In ihrem Regiedebüt enthüllt die große Operndiva Sonora Vaice die vielfältige und reiche innere Welt einer Frau, indem sie zwei einaktige Opern zu einer einzigen Geschichte verbindet. In Giancarlo Menottis Oper „Telefon“ werden das „Glück“ und das Elend der Technologie in Form des Heimtelefons in einem leichten und komischen Geist offenbart. Die Stimme des Menschen von Francis Poulenc und Jean Cocteau ist existenziell eindringlicher – sowohl humorvoll als auch zutiefst philosophisch, sie enthüllt die ausdrucksstarke Welt der Gefühle, Sehnsüchte und Gedanken von Frauen und regt zum Nachdenken über die Werte und den Sinn des Lebens an.
Giancarlo Menottis Oper Das Telefon wurde Mitte des 20. Jahrhunderts geschrieben, als die Technologie in Form des Telefons in immer mehr Haushalte Einzug hielt und für Hausfrauen zu einer spannenden Beschäftigung wurde. Die Protagonistin der leichten und komischen Geschichte, Lucia, ist so sehr damit beschäftigt, am Telefon zu sprechen, dass sie ihren Verlobten nicht bemerkt, der gekommen ist, um ihr einen Heiratsantrag zu machen. Nach mehreren Stunden vergeblichen Wartens bleibt ihm nichts anderes übrig, als zur Telefonzelle zu gehen und den Antrag über das Telefon zu stellen.

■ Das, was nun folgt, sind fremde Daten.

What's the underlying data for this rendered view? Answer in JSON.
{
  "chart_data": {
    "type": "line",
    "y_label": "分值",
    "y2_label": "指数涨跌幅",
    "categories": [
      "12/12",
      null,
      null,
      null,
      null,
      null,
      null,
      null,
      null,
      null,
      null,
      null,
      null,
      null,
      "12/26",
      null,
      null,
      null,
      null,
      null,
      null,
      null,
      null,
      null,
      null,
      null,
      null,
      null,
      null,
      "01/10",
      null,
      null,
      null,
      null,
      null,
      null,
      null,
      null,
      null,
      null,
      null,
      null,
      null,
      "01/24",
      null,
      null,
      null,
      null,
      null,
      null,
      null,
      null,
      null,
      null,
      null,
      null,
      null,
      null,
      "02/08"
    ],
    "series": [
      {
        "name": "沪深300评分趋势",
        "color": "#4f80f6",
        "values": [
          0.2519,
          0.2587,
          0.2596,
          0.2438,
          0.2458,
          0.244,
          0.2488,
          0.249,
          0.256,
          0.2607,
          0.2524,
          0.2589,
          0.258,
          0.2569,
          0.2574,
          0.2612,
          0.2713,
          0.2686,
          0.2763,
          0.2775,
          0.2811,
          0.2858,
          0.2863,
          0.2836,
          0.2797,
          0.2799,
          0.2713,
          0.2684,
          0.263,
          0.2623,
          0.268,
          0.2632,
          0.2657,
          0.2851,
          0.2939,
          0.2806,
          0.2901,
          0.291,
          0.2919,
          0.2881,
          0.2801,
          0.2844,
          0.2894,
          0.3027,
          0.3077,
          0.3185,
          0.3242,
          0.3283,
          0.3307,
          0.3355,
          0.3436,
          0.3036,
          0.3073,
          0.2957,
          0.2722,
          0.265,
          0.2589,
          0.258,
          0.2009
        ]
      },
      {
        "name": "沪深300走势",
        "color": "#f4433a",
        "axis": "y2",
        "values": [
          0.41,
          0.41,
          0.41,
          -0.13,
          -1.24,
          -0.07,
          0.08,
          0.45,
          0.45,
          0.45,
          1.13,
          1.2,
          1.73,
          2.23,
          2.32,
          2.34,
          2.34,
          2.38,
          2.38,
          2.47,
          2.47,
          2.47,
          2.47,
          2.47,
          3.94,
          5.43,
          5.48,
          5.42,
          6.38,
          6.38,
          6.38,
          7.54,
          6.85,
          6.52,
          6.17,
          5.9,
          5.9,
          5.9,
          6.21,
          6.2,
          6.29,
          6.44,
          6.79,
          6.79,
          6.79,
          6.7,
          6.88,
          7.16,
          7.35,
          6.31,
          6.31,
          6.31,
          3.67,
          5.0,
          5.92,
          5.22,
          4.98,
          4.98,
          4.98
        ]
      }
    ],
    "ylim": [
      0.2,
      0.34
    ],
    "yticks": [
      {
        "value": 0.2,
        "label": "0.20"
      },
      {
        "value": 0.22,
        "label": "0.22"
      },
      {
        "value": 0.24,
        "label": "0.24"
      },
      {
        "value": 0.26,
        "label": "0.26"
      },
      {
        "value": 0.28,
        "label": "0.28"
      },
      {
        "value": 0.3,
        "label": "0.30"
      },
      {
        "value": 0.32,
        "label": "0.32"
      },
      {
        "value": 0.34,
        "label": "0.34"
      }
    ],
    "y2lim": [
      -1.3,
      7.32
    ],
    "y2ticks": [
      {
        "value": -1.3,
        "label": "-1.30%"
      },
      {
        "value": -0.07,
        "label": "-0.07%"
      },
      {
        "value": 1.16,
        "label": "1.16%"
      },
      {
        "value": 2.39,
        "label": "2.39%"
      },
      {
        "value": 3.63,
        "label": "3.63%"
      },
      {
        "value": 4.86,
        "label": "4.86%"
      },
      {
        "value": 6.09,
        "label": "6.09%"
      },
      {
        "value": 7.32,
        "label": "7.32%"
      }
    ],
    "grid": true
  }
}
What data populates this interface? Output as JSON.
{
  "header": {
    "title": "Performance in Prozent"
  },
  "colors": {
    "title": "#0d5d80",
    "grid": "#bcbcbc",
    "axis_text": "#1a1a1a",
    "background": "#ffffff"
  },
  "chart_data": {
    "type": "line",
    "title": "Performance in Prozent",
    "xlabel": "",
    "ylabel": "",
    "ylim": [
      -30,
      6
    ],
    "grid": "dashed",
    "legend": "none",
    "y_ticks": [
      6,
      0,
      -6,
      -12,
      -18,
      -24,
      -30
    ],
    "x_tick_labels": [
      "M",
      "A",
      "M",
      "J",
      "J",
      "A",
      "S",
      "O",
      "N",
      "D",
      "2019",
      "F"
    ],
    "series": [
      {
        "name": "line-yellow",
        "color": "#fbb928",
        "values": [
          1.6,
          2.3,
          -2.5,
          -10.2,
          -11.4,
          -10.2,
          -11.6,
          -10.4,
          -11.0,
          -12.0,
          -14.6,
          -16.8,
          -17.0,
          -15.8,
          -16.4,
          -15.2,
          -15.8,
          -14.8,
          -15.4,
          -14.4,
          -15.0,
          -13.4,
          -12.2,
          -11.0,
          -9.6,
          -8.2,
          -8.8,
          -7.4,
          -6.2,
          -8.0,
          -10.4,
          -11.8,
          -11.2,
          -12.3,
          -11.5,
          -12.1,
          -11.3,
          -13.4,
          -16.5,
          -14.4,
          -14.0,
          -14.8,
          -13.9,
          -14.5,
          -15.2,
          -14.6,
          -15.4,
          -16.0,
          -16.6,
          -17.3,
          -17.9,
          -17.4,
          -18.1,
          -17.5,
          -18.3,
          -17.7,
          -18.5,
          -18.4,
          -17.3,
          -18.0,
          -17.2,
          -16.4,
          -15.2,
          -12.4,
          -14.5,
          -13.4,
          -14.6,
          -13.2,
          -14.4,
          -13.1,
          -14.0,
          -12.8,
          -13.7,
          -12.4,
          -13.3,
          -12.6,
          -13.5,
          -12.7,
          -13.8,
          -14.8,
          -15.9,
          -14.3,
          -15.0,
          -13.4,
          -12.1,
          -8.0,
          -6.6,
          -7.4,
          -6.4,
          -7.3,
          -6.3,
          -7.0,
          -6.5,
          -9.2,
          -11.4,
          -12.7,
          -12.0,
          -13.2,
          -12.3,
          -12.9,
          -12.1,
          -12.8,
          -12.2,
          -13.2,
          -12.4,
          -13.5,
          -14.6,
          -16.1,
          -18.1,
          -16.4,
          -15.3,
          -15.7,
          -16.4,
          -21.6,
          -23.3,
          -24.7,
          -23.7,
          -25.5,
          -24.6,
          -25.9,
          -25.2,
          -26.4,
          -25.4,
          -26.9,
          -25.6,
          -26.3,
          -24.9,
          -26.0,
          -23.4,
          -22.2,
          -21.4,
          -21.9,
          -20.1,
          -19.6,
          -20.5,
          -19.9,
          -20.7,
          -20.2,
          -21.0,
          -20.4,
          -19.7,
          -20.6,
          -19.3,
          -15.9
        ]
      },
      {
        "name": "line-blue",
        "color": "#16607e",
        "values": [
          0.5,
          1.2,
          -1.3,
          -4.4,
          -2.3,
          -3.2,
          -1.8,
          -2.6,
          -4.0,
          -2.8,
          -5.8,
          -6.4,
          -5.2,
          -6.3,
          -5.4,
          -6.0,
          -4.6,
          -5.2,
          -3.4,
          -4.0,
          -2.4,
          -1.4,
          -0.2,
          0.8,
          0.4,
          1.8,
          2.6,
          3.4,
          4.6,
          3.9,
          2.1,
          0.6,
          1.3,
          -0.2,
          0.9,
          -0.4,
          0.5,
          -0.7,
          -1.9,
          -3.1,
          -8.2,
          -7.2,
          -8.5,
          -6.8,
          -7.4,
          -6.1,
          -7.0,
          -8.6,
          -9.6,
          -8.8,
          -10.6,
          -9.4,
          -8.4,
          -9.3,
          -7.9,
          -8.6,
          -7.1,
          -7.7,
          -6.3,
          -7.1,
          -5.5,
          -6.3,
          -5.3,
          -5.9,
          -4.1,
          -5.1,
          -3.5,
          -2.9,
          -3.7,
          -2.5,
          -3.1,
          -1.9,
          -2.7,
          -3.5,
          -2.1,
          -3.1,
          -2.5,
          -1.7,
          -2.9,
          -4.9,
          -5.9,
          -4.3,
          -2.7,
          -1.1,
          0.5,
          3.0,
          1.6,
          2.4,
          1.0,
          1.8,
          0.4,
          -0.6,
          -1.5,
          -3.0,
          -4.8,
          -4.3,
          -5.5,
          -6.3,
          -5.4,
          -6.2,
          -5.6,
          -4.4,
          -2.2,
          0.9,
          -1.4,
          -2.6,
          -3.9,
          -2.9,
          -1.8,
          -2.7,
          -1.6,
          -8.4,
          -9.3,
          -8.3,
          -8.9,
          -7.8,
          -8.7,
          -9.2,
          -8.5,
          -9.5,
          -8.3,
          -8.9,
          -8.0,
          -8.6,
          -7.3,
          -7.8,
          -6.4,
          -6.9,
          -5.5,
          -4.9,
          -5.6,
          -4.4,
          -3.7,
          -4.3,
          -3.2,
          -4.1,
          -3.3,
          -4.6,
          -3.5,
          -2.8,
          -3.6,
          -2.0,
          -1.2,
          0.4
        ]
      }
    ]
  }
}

Und die Heldin der Oper „Die Stimme des Menschen“ von Francis Poulenc – Jean Cocteau ist bereits tot, aber sie realisiert es noch nicht… Sie steht auf einem Lichtstrahl und spricht mit Teilen ihrer Seele. Dieses Gespräch ist eine Analyse ihres Lebens, eine Erinnerung an das Leben, an Momente des Glücks in Paris, Versailles, London, ein Wiedererleben des Augenblicks, als die Heldin dem Verrat ihres Geliebten und ihrer besten Freundin Marta gegenüberstand. In einem zutiefst schmerzhaften Monolog fleht sie um Zeit, ihr Leben zu ändern, ihre bitteren Fehler wiedergutzumachen, aber es stellt sich heraus, dass dies nicht mehr möglich ist. Sie erkennt, dass das Leben gelebt werden muss, wenn es gegeben wird, und akzeptiert liebevoll das, was ihr in diesem irdischen Leben gegeben wurde, indem sie durch einen Tunnel aus Licht geht.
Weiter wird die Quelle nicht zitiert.